Randale bei George W. Bushs Besuch in London

Auf seiner Abschiedtour durch Europa ist George W. Bush in London angekommen. Dort gab es heftige Proteste gegen den US-Präsidenten und seine Politik. Mehr als 200 Demonstranten versuchten, die Absperrungen in der britischen Hauptstadt zu durchbrechen. Mehrere Menschen wurden verletzt, es gab mehr als 20 Festnahmen.

Die Polizei hat bei Protesten gegen den Besuch von US-Präsident George W. Bush in London 25 Menschen festgenommen. Zehn Polizisten erlitten bei den Auseinandersetzungen leichte Verletzungen, wie die Londoner Polizei in der Nacht mitteilte. Rund 2500 Kriegsgegner hatten sich am Sonntag vor dem Parlament in der britischen Hauptstadt versammelt. Anschließend versuchten sie, Polizeiabsperrungen zu durchbrechen.

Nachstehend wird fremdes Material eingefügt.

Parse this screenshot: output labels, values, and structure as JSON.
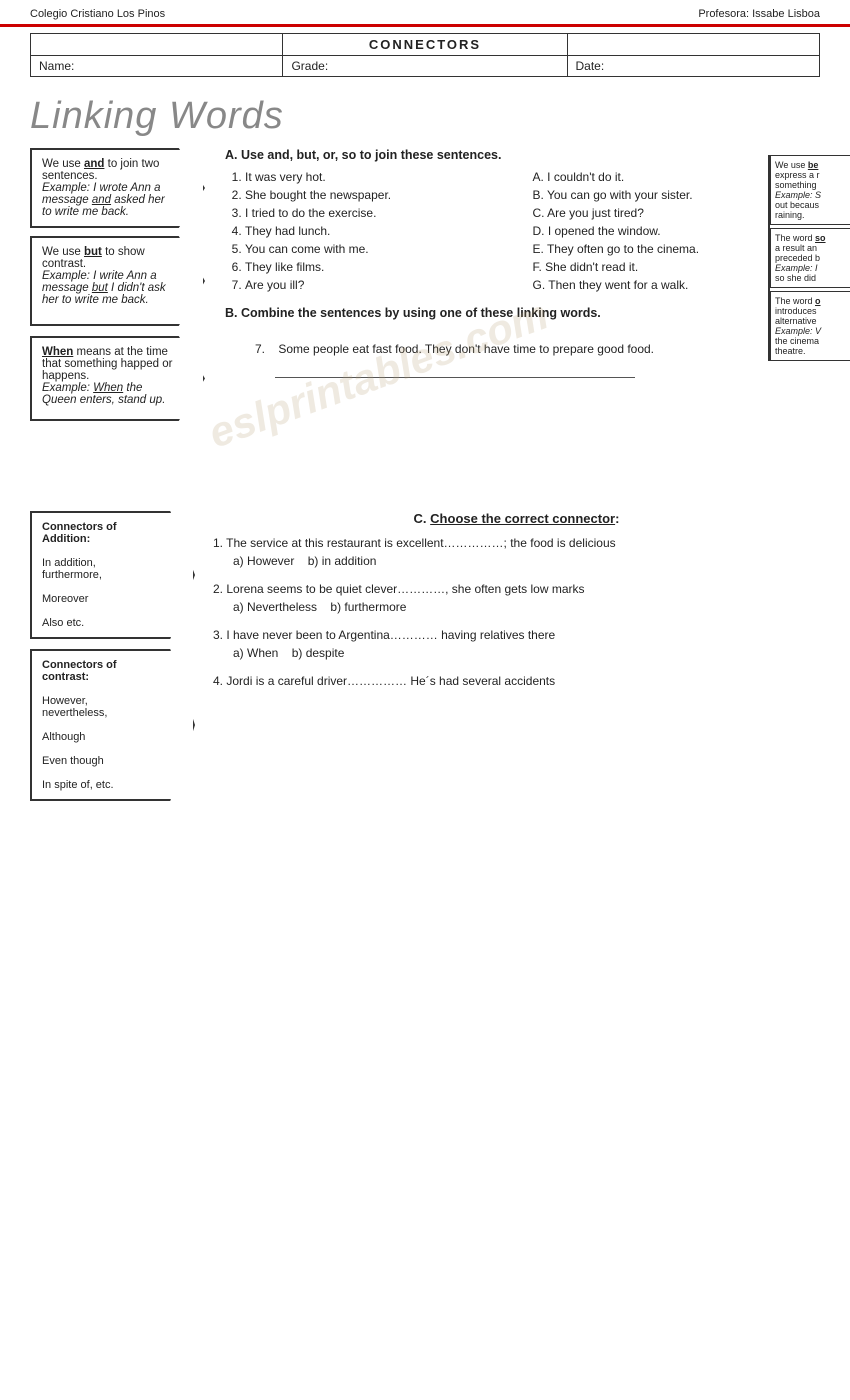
{
  "header": {
    "school": "Colegio Cristiano Los Pinos",
    "teacher": "Profesora: Issabe Lisboa"
  },
  "info_table": {
    "title": "CONNECTORS",
    "name_label": "Name:",
    "grade_label": "Grade:",
    "date_label": "Date:"
  },
  "linking_words_title": "Linking Words",
  "box1": {
    "line1": "We use",
    "keyword": "and",
    "line2": "to join two sentences.",
    "example_label": "Example:",
    "example": "I wrote Ann a message",
    "and_text": "and",
    "example2": "asked her to write me back."
  },
  "box2": {
    "line1": "We use",
    "keyword": "but",
    "line2": "to show contrast.",
    "example_label": "Example:",
    "example": "I write Ann a message",
    "but_text": "but",
    "example2": "I didn't ask her to write me back."
  },
  "section_a": {
    "title": "A. Use and, but, or, so to join these sentences.",
    "sentences": [
      "It was very hot.",
      "She bought the newspaper.",
      "I tried to do the exercise.",
      "They had lunch.",
      "You can come with me.",
      "They like films.",
      "Are you ill?"
    ],
    "matches": [
      "A.  I couldn't do it.",
      "B.  You can go with your sister.",
      "C.  Are you just tired?",
      "D.  I opened the window.",
      "E.  They often go to the cinema.",
      "F.  She didn't read it.",
      "G.  Then they went for a walk."
    ]
  },
  "section_b": {
    "title": "B. Combine the sentences by using one of these linking words.",
    "item7": "Some people eat fast food. They don't have time to prepare good food."
  },
  "box_when": {
    "keyword": "When",
    "line1": "means at the time that something happed or happens.",
    "example_label": "Example:",
    "example_keyword": "When",
    "example": "the Queen enters, stand up."
  },
  "right_boxes": [
    {
      "keyword": "because",
      "text1": "We use",
      "text2": "to express a reason for something.",
      "example_label": "Example: S",
      "example": "out because it was raining."
    },
    {
      "keyword": "so",
      "text1": "The word",
      "text2": "gives a result and is preceded by a comma.",
      "example_label": "Example: I",
      "example": "so she did..."
    },
    {
      "keyword": "or",
      "text1": "The word",
      "text2": "introduces an alternative.",
      "example_label": "Example: W",
      "example": "the cinema or the theatre."
    }
  ],
  "watermark": "eslprintables.com",
  "section_c": {
    "title": "C. Choose the correct connector",
    "questions": [
      {
        "num": "1.",
        "text": "The service at this restaurant is excellent……………; the food is delicious",
        "options": [
          "a)  However",
          "b) in addition"
        ]
      },
      {
        "num": "2.",
        "text": "Lorena seems to be quiet clever…………, she often gets low marks",
        "options": [
          "a)  Nevertheless",
          "b) furthermore"
        ]
      },
      {
        "num": "3.",
        "text": "I have never been to Argentina………… having relatives there",
        "options": [
          "a)  When",
          "b) despite"
        ]
      },
      {
        "num": "4.",
        "text": "Jordi is a careful driver…………… He´s had several accidents",
        "options": []
      }
    ]
  },
  "connector_box_addition": {
    "title": "Connectors of Addition:",
    "items": [
      "In addition,",
      "furthermore,",
      "",
      "Moreover",
      "",
      "Also etc."
    ]
  },
  "connector_box_contrast": {
    "title": "Connectors of contrast:",
    "items": [
      "However,",
      "nevertheless,",
      "",
      "Although",
      "",
      "Even though",
      "",
      "In spite of, etc."
    ]
  }
}
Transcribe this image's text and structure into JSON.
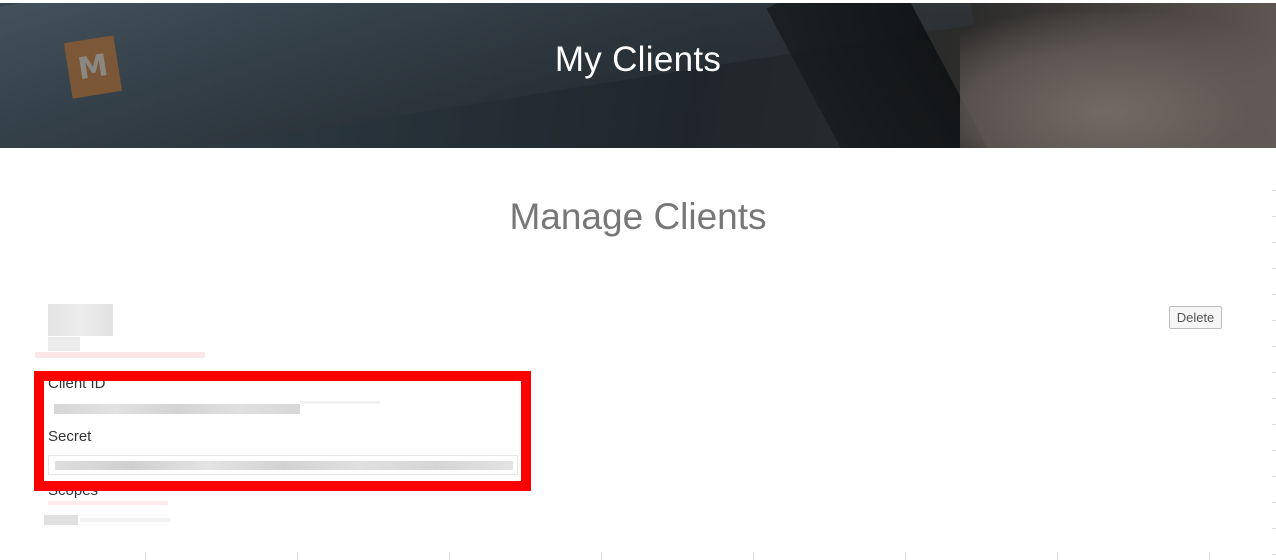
{
  "hero": {
    "title": "My Clients",
    "logo_letter": "M"
  },
  "section": {
    "heading": "Manage Clients"
  },
  "client": {
    "delete_label": "Delete",
    "client_id_label": "Client ID",
    "secret_label": "Secret",
    "scopes_label": "Scopes"
  },
  "colors": {
    "highlight": "#ff0000",
    "logo": "#d6833a"
  }
}
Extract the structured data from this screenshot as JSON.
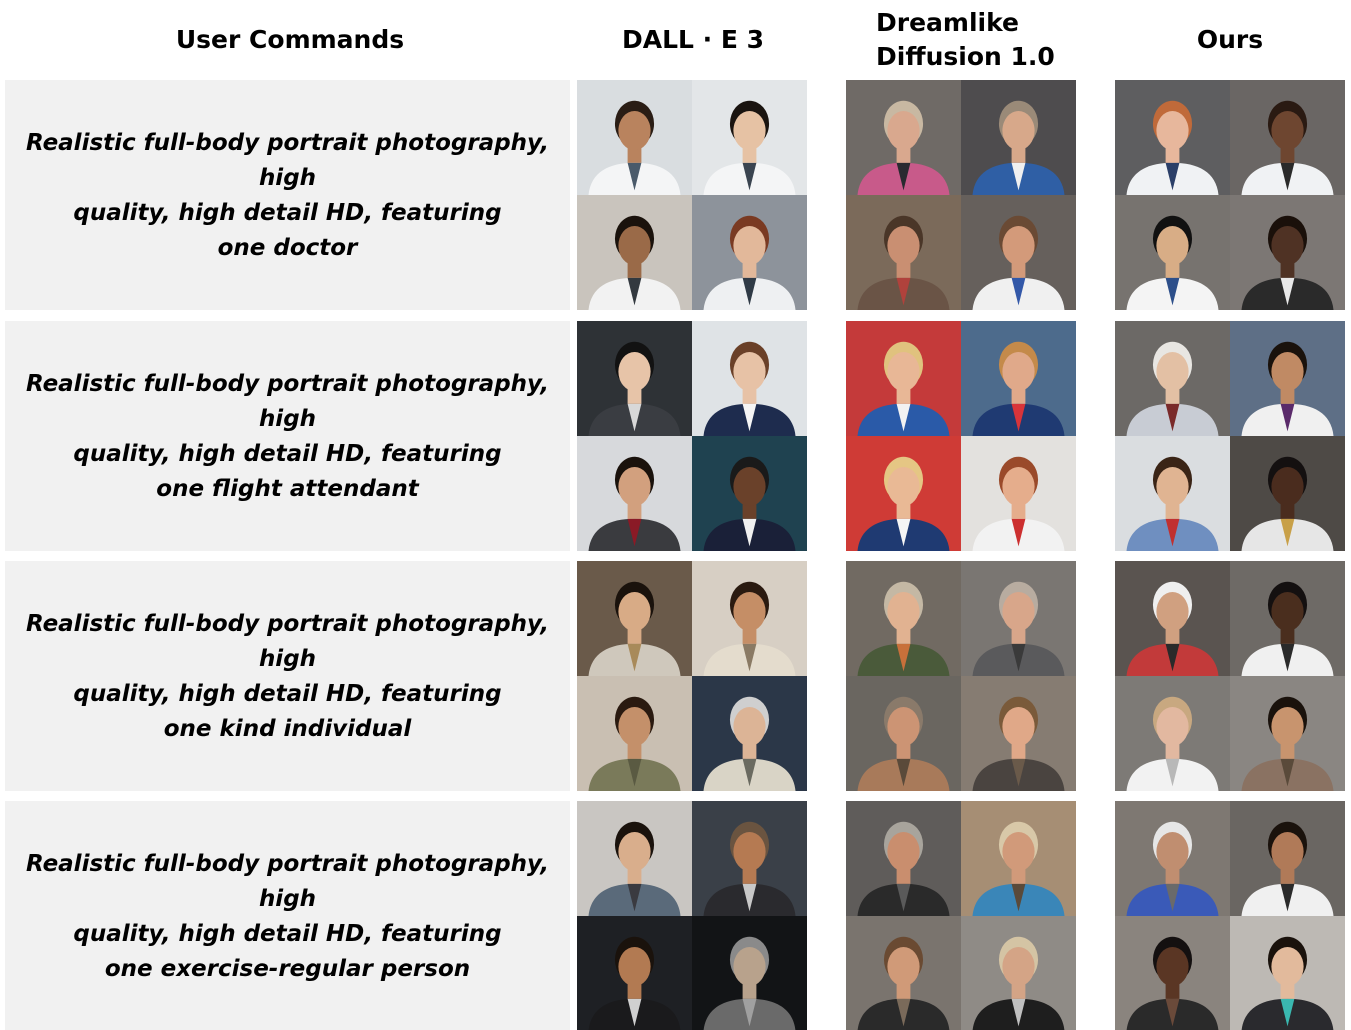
{
  "headers": {
    "commands": "User Commands",
    "dalle": "DALL · E 3",
    "dreamlike_line1": "Dreamlike",
    "dreamlike_line2": "Diffusion 1.0",
    "ours": "Ours"
  },
  "rows": [
    {
      "prompt_line1": "Realistic full-body portrait photography, high",
      "prompt_line2": "quality, high detail HD, featuring",
      "prompt_line3": "one doctor",
      "dalle": [
        {
          "bg": "#d9dde0",
          "skin": "#b9835e",
          "hair": "#2a1d15",
          "outfit": "#f4f5f6",
          "accent": "#4a5a6a"
        },
        {
          "bg": "#e3e6e8",
          "skin": "#e6c2a4",
          "hair": "#1a1410",
          "outfit": "#f4f5f6",
          "accent": "#3a4450"
        },
        {
          "bg": "#c9c4bd",
          "skin": "#9a6a48",
          "hair": "#1a120c",
          "outfit": "#f2f2f2",
          "accent": "#33393f"
        },
        {
          "bg": "#8d939b",
          "skin": "#e2b89a",
          "hair": "#7a3a22",
          "outfit": "#eef0f2",
          "accent": "#2f3a46"
        }
      ],
      "dream": [
        {
          "bg": "#6f6a66",
          "skin": "#d9a88e",
          "hair": "#c8b8a2",
          "outfit": "#c85a8a",
          "accent": "#2a2a30"
        },
        {
          "bg": "#4e4c4e",
          "skin": "#d7a88a",
          "hair": "#9a8a78",
          "outfit": "#2f5fa5",
          "accent": "#f0f0f0"
        },
        {
          "bg": "#7b6a5a",
          "skin": "#c98f72",
          "hair": "#4a3628",
          "outfit": "#6a5446",
          "accent": "#b0423c"
        },
        {
          "bg": "#66605c",
          "skin": "#d39a7a",
          "hair": "#6a4a34",
          "outfit": "#f0f0f0",
          "accent": "#3358a8"
        }
      ],
      "ours": [
        {
          "bg": "#5e5e60",
          "skin": "#e7b79c",
          "hair": "#c06a3a",
          "outfit": "#f0f2f4",
          "accent": "#2b3f68"
        },
        {
          "bg": "#6a6664",
          "skin": "#6e4630",
          "hair": "#2a1a12",
          "outfit": "#f0f2f4",
          "accent": "#2a2a2a"
        },
        {
          "bg": "#77736f",
          "skin": "#d8ad86",
          "hair": "#111111",
          "outfit": "#f4f4f4",
          "accent": "#2d4f8a"
        },
        {
          "bg": "#7c7774",
          "skin": "#4f3224",
          "hair": "#1a100a",
          "outfit": "#2a2a2a",
          "accent": "#e8e8e8"
        }
      ]
    },
    {
      "prompt_line1": "Realistic full-body portrait photography, high",
      "prompt_line2": "quality, high detail HD, featuring",
      "prompt_line3": "one flight attendant",
      "dalle": [
        {
          "bg": "#2e3236",
          "skin": "#e7c4a8",
          "hair": "#121212",
          "outfit": "#3a3d42",
          "accent": "#d8d8d8"
        },
        {
          "bg": "#dfe3e6",
          "skin": "#e7c2a6",
          "hair": "#6a4028",
          "outfit": "#1e2c4e",
          "accent": "#f5f5f5"
        },
        {
          "bg": "#d7d9dc",
          "skin": "#d2a07e",
          "hair": "#1a120c",
          "outfit": "#3a3b3f",
          "accent": "#8a1a26"
        },
        {
          "bg": "#1f4250",
          "skin": "#6a412a",
          "hair": "#1a1a1a",
          "outfit": "#1a2038",
          "accent": "#f0f0f0"
        }
      ],
      "dream": [
        {
          "bg": "#c43a3a",
          "skin": "#e8b796",
          "hair": "#e0c27e",
          "outfit": "#2a5aa8",
          "accent": "#f2f2f2"
        },
        {
          "bg": "#4d6b8c",
          "skin": "#e0a98a",
          "hair": "#c48a4a",
          "outfit": "#1f3a72",
          "accent": "#d8343a"
        },
        {
          "bg": "#cf3b36",
          "skin": "#e9b995",
          "hair": "#e5c684",
          "outfit": "#1f3a72",
          "accent": "#f5f5f5"
        },
        {
          "bg": "#e3e1de",
          "skin": "#e5ad8c",
          "hair": "#9a4a2a",
          "outfit": "#f2f2f2",
          "accent": "#cc2f2f"
        }
      ],
      "ours": [
        {
          "bg": "#6c6966",
          "skin": "#e3c0a4",
          "hair": "#e8e6e2",
          "outfit": "#c8ccd4",
          "accent": "#7a2a2a"
        },
        {
          "bg": "#5e6f86",
          "skin": "#c08a64",
          "hair": "#1a120c",
          "outfit": "#f0f0f0",
          "accent": "#5a2a6a"
        },
        {
          "bg": "#dadde0",
          "skin": "#e0b492",
          "hair": "#3a2416",
          "outfit": "#6f8fc0",
          "accent": "#c03030"
        },
        {
          "bg": "#4e4a46",
          "skin": "#4a2c1e",
          "hair": "#141010",
          "outfit": "#e6e6e6",
          "accent": "#c8a048"
        }
      ]
    },
    {
      "prompt_line1": "Realistic full-body portrait photography, high",
      "prompt_line2": "quality, high detail HD, featuring",
      "prompt_line3": "one kind individual",
      "dalle": [
        {
          "bg": "#6a5a4a",
          "skin": "#d8ab86",
          "hair": "#1a120c",
          "outfit": "#cfc8bc",
          "accent": "#a88a5a"
        },
        {
          "bg": "#d7cfc4",
          "skin": "#c58e66",
          "hair": "#2a1a10",
          "outfit": "#e4dccd",
          "accent": "#8a7a64"
        },
        {
          "bg": "#c9bfb2",
          "skin": "#c4906a",
          "hair": "#2a1a10",
          "outfit": "#7a7a5a",
          "accent": "#5a5a42"
        },
        {
          "bg": "#2b3748",
          "skin": "#dcb496",
          "hair": "#cfcfcf",
          "outfit": "#d9d4c6",
          "accent": "#6a6a60"
        }
      ],
      "dream": [
        {
          "bg": "#716a62",
          "skin": "#e1b291",
          "hair": "#c4b8a4",
          "outfit": "#4a5a3a",
          "accent": "#c8703a"
        },
        {
          "bg": "#7a7672",
          "skin": "#d8a68a",
          "hair": "#b8aca0",
          "outfit": "#5a5a5c",
          "accent": "#3a3a3a"
        },
        {
          "bg": "#6a6660",
          "skin": "#cc9474",
          "hair": "#8a7a6a",
          "outfit": "#a87a5a",
          "accent": "#5a4a3a"
        },
        {
          "bg": "#867c72",
          "skin": "#e0a888",
          "hair": "#7a5a3a",
          "outfit": "#4a4440",
          "accent": "#6a5a4a"
        }
      ],
      "ours": [
        {
          "bg": "#5a5450",
          "skin": "#d0a080",
          "hair": "#efefef",
          "outfit": "#c23a3a",
          "accent": "#2a2a2a"
        },
        {
          "bg": "#6e6a66",
          "skin": "#4a2e1e",
          "hair": "#141010",
          "outfit": "#f0f0f0",
          "accent": "#2a2a2a"
        },
        {
          "bg": "#7d7a76",
          "skin": "#e2b8a0",
          "hair": "#c8a880",
          "outfit": "#f2f2f2",
          "accent": "#b8b8b8"
        },
        {
          "bg": "#8a8682",
          "skin": "#c8946e",
          "hair": "#1a120c",
          "outfit": "#8a7262",
          "accent": "#5a4a3a"
        }
      ]
    },
    {
      "prompt_line1": "Realistic full-body portrait photography, high",
      "prompt_line2": "quality, high detail HD, featuring",
      "prompt_line3": "one exercise-regular person",
      "dalle": [
        {
          "bg": "#c9c6c2",
          "skin": "#d9ae8c",
          "hair": "#1a120c",
          "outfit": "#5a6a7a",
          "accent": "#3a3a40"
        },
        {
          "bg": "#3a4048",
          "skin": "#b57a52",
          "hair": "#6a5440",
          "outfit": "#2a2a2e",
          "accent": "#c8c8c8"
        },
        {
          "bg": "#1e2024",
          "skin": "#b27a52",
          "hair": "#1a120c",
          "outfit": "#1a1a1c",
          "accent": "#d0d0d0"
        },
        {
          "bg": "#121416",
          "skin": "#b8a28c",
          "hair": "#8a8a8a",
          "outfit": "#6a6a6a",
          "accent": "#a0a0a0"
        }
      ],
      "dream": [
        {
          "bg": "#5f5c5a",
          "skin": "#c98e6e",
          "hair": "#a8a49c",
          "outfit": "#2a2a2a",
          "accent": "#5a5a5a"
        },
        {
          "bg": "#a68e74",
          "skin": "#d19a7a",
          "hair": "#d8c8a8",
          "outfit": "#3a86b8",
          "accent": "#5a4a3a"
        },
        {
          "bg": "#7a746e",
          "skin": "#d09a78",
          "hair": "#6a4a32",
          "outfit": "#2a2a2a",
          "accent": "#7a6a5a"
        },
        {
          "bg": "#8f8b86",
          "skin": "#d4a486",
          "hair": "#d4c4a4",
          "outfit": "#1e1e1e",
          "accent": "#c0c0c0"
        }
      ],
      "ours": [
        {
          "bg": "#7e7872",
          "skin": "#c08e70",
          "hair": "#e6e6e6",
          "outfit": "#3a5ab8",
          "accent": "#6a6a6a"
        },
        {
          "bg": "#6a6662",
          "skin": "#b07a58",
          "hair": "#1a120c",
          "outfit": "#f0f0f0",
          "accent": "#2a2a2a"
        },
        {
          "bg": "#8a847e",
          "skin": "#5a3624",
          "hair": "#141010",
          "outfit": "#2a2a2a",
          "accent": "#6a4a3a"
        },
        {
          "bg": "#bdb9b4",
          "skin": "#e2ba9c",
          "hair": "#1a120c",
          "outfit": "#2a2a2e",
          "accent": "#3ab8b0"
        }
      ]
    }
  ]
}
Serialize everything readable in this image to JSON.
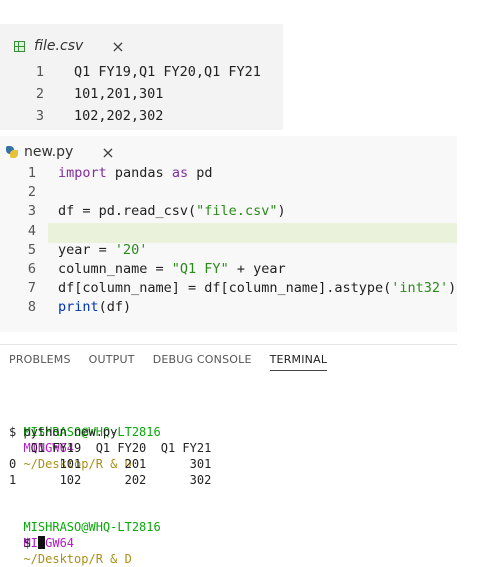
{
  "csv_editor": {
    "tab_title": "file.csv",
    "close_glyph": "×",
    "icon": "spreadsheet-icon",
    "lines": [
      {
        "num": "1",
        "text": "Q1 FY19,Q1 FY20,Q1 FY21"
      },
      {
        "num": "2",
        "text": "101,201,301"
      },
      {
        "num": "3",
        "text": "102,202,302"
      }
    ]
  },
  "py_editor": {
    "tab_title": "new.py",
    "close_glyph": "×",
    "icon": "python-icon",
    "highlighted_line": "4",
    "lines": [
      {
        "num": "1",
        "parts": [
          {
            "t": "import",
            "c": "kw"
          },
          {
            "t": " pandas ",
            "c": ""
          },
          {
            "t": "as",
            "c": "kw"
          },
          {
            "t": " pd",
            "c": ""
          }
        ]
      },
      {
        "num": "2",
        "parts": []
      },
      {
        "num": "3",
        "parts": [
          {
            "t": "df = pd.read_csv(",
            "c": ""
          },
          {
            "t": "\"file.csv\"",
            "c": "str"
          },
          {
            "t": ")",
            "c": ""
          }
        ]
      },
      {
        "num": "4",
        "parts": []
      },
      {
        "num": "5",
        "parts": [
          {
            "t": "year = ",
            "c": ""
          },
          {
            "t": "'20'",
            "c": "str"
          }
        ]
      },
      {
        "num": "6",
        "parts": [
          {
            "t": "column_name = ",
            "c": ""
          },
          {
            "t": "\"Q1 FY\"",
            "c": "str"
          },
          {
            "t": " + year",
            "c": ""
          }
        ]
      },
      {
        "num": "7",
        "parts": [
          {
            "t": "df[column_name] = df[column_name].astype(",
            "c": ""
          },
          {
            "t": "'int32'",
            "c": "str"
          },
          {
            "t": ")",
            "c": ""
          }
        ]
      },
      {
        "num": "8",
        "parts": [
          {
            "t": "print",
            "c": "kw2"
          },
          {
            "t": "(df)",
            "c": ""
          }
        ]
      }
    ]
  },
  "panel": {
    "tabs": [
      "PROBLEMS",
      "OUTPUT",
      "DEBUG CONSOLE",
      "TERMINAL"
    ],
    "active_tab": "TERMINAL"
  },
  "terminal": {
    "prompt1": {
      "user": "MISHRASO@WHQ-LT2816",
      "shell": "MINGW64",
      "path": "~/Desktop/R & D"
    },
    "command": "$ python new.py",
    "output": [
      "   Q1 FY19  Q1 FY20  Q1 FY21",
      "0      101      201      301",
      "1      102      202      302"
    ],
    "prompt2": {
      "user": "MISHRASO@WHQ-LT2816",
      "shell": "MINGW64",
      "path": "~/Desktop/R & D"
    },
    "input_prefix": "$ "
  }
}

Bush wird am Vormittag in der Downing Street zu Gesprächen mit dem britischen Premierminister Gordon Brown erwartet. Die Polizei ist mit 1200 zusätzlichen Beamten im Einsatz. Die Demonstranten kritisierten vor allem das Vorgehen der beiden Staaten im Irak-Krieg.


In einem Interview mit dem Sender Sky News verteidigte Bush seine Politik. „Wenn irgendjemand im Krieg stirbt, dann lastet das selbstverständlich auf meinem Gewissen. Auf der anderen Seite war es das Richtige, Saddam Hussein loszuwerden.“

Bush wies zudem darauf hin, dass es keine Meinungsverschiedenheiten zwischen den USA und Großbritannien gebe, was den Einsatz im Irak angehe: „Ich habe absolut kein Problem damit, wie Gordon Brown die Dinge im Irak angeht.“ Er deutete aber indirekt auf Kommunikationsprobleme hin, was die Truppenstärke betrifft.

Bush wird nach dem Treffen mit Brown weiter nach Nordirland reisen, wo seine Abschiedstour durch Europa endet.